Saturday, 25 February 2012

in the moment

While attempting to clear random rubbish out of my external hard drive (20 pictures of the same pose, movies that I never bothered to watch again, and lots of junk from uni work), I came across album after album of pictures from 2004 to present.

I started clicking through these forgotten pictures, reminiscing, laughing...at the stupid haircuts, clothes, and poses. My God, how times have changed. 
Then I realised how sad it is that I'm storing these precious memories in a piece of equipment that will one day meet its death due to overloading. When was the last time I kept a physical photo album-- those plastic ones that make sticky velcro-like noises when someone flipped through them?
 Nearly 10 years ago. 
My collection of photo albums died at the birth of digital cameras. 

My mother used to nag at us for taking pictures out of the photo albums, and for not storing developed ones properly.  She says that if we don't look after them, in 30 years to come we will have no physical memory of our past. I guess she speaks from experience: in her younger days cameras were a luxury to keep. Unlike my niece whom we can take 100 pictures of anytime we want, my mother and her siblings had very few photographs of themselves during their childhood. They have a treasure of inspiring stories to tell from their youth, but these are only stored in memory. I remember being told how one one of my uncles was born during the Japanese Occupation, and had to be hidden by my grandmother in a huge drainpipe to avoid being killed by the Japanese. Till today I think about how strong the older generation are in comparison to us! 

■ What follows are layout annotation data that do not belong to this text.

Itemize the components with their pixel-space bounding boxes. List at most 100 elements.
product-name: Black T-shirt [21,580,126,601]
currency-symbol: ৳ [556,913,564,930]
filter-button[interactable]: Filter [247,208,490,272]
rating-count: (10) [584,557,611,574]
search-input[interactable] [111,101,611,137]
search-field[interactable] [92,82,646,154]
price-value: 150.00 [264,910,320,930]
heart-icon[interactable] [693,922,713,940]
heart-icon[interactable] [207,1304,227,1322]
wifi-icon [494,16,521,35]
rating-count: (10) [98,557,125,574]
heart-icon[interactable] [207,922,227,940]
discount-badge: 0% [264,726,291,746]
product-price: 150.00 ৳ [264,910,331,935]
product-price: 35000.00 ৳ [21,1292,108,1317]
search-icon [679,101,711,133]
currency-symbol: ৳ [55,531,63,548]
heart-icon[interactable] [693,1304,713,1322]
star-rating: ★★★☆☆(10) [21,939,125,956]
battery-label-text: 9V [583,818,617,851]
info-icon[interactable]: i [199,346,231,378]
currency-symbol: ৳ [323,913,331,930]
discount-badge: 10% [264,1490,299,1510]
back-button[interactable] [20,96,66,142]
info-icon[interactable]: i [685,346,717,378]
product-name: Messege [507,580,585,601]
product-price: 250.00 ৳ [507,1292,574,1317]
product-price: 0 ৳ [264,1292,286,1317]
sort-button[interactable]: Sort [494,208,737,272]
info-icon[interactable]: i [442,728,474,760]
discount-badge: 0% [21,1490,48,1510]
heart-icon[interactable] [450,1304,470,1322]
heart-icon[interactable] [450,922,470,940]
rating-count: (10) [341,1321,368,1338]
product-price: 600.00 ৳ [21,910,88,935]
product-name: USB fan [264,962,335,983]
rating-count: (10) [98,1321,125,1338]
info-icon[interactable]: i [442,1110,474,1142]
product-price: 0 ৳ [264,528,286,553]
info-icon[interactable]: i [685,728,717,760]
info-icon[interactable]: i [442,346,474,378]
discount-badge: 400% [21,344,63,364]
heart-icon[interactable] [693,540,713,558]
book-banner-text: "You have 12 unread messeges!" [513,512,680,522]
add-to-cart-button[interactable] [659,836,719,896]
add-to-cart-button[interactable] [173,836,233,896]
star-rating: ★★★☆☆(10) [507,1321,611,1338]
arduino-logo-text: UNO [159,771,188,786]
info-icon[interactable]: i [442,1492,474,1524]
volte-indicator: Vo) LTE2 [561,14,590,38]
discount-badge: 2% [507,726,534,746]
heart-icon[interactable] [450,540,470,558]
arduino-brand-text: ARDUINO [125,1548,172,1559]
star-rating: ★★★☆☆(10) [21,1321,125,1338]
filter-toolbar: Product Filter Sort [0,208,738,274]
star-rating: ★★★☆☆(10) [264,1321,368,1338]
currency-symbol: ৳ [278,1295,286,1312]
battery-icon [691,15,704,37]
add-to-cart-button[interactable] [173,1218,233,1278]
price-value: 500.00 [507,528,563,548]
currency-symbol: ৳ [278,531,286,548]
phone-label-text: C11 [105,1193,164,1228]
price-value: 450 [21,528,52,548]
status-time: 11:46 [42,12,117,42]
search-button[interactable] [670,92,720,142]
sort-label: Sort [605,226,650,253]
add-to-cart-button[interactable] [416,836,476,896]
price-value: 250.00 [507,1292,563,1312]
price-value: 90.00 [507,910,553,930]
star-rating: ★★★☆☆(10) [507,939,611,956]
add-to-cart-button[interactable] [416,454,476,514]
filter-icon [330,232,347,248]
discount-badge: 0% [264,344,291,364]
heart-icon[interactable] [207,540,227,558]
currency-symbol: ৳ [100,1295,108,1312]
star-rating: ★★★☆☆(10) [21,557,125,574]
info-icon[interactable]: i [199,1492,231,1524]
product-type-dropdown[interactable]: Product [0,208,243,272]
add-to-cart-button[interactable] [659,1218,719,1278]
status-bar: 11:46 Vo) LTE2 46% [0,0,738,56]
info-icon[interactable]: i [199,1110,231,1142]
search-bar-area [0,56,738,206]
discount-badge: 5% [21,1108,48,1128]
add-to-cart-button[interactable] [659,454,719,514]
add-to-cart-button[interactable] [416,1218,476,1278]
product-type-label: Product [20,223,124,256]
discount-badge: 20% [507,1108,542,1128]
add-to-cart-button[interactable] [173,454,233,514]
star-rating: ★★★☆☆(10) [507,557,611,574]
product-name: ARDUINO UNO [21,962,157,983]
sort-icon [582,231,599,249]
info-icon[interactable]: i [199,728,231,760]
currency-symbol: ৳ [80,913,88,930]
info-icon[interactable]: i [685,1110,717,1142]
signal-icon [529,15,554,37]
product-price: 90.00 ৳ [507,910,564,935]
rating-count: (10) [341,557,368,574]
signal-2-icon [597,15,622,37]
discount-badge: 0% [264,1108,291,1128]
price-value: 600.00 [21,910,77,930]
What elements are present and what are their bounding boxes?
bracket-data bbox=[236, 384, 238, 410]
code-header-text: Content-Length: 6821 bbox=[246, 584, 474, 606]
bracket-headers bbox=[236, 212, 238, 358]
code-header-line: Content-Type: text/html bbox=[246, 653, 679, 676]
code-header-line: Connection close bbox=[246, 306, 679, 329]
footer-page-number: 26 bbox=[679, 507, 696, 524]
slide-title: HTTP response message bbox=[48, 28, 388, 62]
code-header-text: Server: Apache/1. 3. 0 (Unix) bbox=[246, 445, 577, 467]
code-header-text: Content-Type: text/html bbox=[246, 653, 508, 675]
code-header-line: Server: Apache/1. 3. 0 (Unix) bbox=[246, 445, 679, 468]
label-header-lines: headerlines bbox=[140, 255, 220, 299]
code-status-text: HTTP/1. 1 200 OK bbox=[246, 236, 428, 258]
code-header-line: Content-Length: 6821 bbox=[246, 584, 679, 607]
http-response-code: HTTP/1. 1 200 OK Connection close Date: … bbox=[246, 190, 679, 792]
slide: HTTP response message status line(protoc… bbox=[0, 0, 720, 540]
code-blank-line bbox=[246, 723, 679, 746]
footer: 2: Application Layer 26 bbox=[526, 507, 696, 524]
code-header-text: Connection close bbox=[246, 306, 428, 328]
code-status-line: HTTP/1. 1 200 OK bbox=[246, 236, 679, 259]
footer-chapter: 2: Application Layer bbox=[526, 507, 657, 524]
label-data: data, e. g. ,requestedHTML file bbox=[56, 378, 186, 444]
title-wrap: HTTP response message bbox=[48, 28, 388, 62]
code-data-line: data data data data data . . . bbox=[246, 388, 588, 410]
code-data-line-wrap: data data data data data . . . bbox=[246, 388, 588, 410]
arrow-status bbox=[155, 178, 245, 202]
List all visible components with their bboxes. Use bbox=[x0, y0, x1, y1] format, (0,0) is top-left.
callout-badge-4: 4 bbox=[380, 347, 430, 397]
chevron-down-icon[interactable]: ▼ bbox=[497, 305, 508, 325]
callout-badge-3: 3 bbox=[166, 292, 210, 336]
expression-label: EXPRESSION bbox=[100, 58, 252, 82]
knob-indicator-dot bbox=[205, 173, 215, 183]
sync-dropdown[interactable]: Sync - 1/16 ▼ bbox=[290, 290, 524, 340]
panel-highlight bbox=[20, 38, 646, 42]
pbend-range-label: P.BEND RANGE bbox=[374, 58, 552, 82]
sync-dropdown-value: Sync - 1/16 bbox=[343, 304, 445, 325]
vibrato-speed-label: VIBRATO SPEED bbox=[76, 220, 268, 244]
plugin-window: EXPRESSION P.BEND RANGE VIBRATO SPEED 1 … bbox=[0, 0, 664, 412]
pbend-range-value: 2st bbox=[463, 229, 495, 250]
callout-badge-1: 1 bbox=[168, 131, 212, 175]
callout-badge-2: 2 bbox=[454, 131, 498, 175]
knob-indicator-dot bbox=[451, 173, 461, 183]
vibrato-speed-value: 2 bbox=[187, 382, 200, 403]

We were lucky enough to recover an old black and white album from my grandparents' house. The cover is falling apart but the few precious photographs, though yellowed with age, is still there for many generations to cherish. 

What will we, people of the 21st century, be passing to our great-grand children in the future?
Hard drives that will probably be as outdated and as useless as the Floppy Disk.
Perhaps by then laptops with USB slots won't even be feasible for use, like how those elephant-like processors operating on DOS are to us today. 

I may have one of my nostalgic days where I want to sit in front of the cabinet and pore through the photo albums, but then being in the more advanced stage of the 21st century I might plug in my dusty hard drive only to realise that the fall that it took two days ago completely killed it, along with all my photographs. Technology, though ingenious, can be the bane of our existence sometimes. 
And sadly, I still deny this even after numerous incidents where I've lost my entire work.

So make an effort, dig through your files, and send them off to be printed. 
Give your children, grand children and great-grand children a chance to get to know you through your precious stills when your memory loses its battle to age. After all, a photograph tells a thousand words.
Plus it will provide them with much entertainment to laugh at your so called fashion sense.